AccueilCritiquesComédie dramatiqueMURIEL FAIT LE DESESPOIR DE SES PARENTS

MURIEL FAIT LE DESESPOIR DE SES PARENTS

Lorsque Muriel, 17 ans, tombe amoureuse de sa meilleure amie Nora, elle se décide à en parler à sa mère, mais cette dernière réagit mal à cette annonce…

Dans le paysage cinématographique français, Philippe Faucon fait figure de réalisateur discret et à la retenue notable n’enchainant pas les projets (à peine dix longs métrages en 35 ans de carrière!). Son troisième opus, Muriel fait le désespoir de ses parents, sensible chronique d’une adolescente mal dans sa peau qui se cherche dans son désir, a tout de la fiction « minimale », à l’écriture modeste et qui, pourtant, ne manque pas de qualités. Faucon observe sa jeune héroïne avec tact, pudeur, procédant par petites touches et ne cherchant ni effets dramatiques ni effusions de sentiments. Le style du cinéaste se rapproche d’un Eric Rohmer auquel on pense tout de suite pour sa ressemblance avec sa série des Contes, mettant en scène des jeunes adultes en proie à leur émois amoureux. Le naturel des situations, la vérité qui se dégage des rapports entre les protagonistes sautent aux yeux et ces trajectoires sentimentales nous touchent parce que tout simplement, on est tous passés par là. Le minimalisme de la réalisation peut par moments évoquer un simple téléfilm, en tout cas Faucon garde bille en tête son portrait féminin et tente de montrer combien la confusion des désirs n’est pas rare en fin d’adolescence.
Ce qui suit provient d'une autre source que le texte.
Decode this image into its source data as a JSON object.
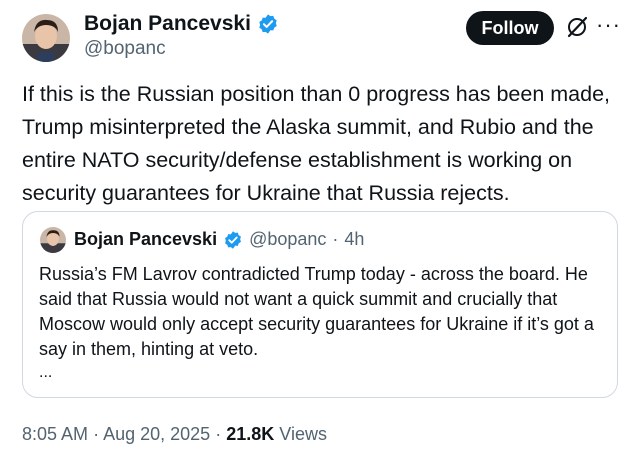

De plus, il ne propose pas un énième film sur la découverte de l’homosexualité sous forme de thèse en faveur de la différence, il ausculte juste les doutes et les maladresses de Muriel.

Les interprètes Catherine Klein, Dominique Perrier et Marie Rivière (actrice fétiche de Rohmer) filmées quasiment sans artifice apportent elles aussi leur pierre à l’édifice par un jeu sobre et naturaliste. Comme il le fera vingt ans plus tard avec son très beau Fatima, Philippe Faucon se rapproche au plus près des êtres que sa caméra suit, ici avec une sensualité certaine lorsqu’il s’agit de cadrer les étreintes parfois hésitantes, ou là avec une étonnante justesse lors des échanges entre Muriel et sa mère qui sont sûrement les scènes les plus belles de ce film attendrissant.

ANNEE DE PRODUCTION 1995.

 

REVIEW OVERVIEW

Réalisation
Scenario
Interprétation

CONCLUSION

Dans la lignée du cinéma intimiste de Rohmer, Philippe Faucon décrit avec justesse les émois amoureux d'une adolescente confuse dans son désir. Joliment accompagnées par des actrices sensibles.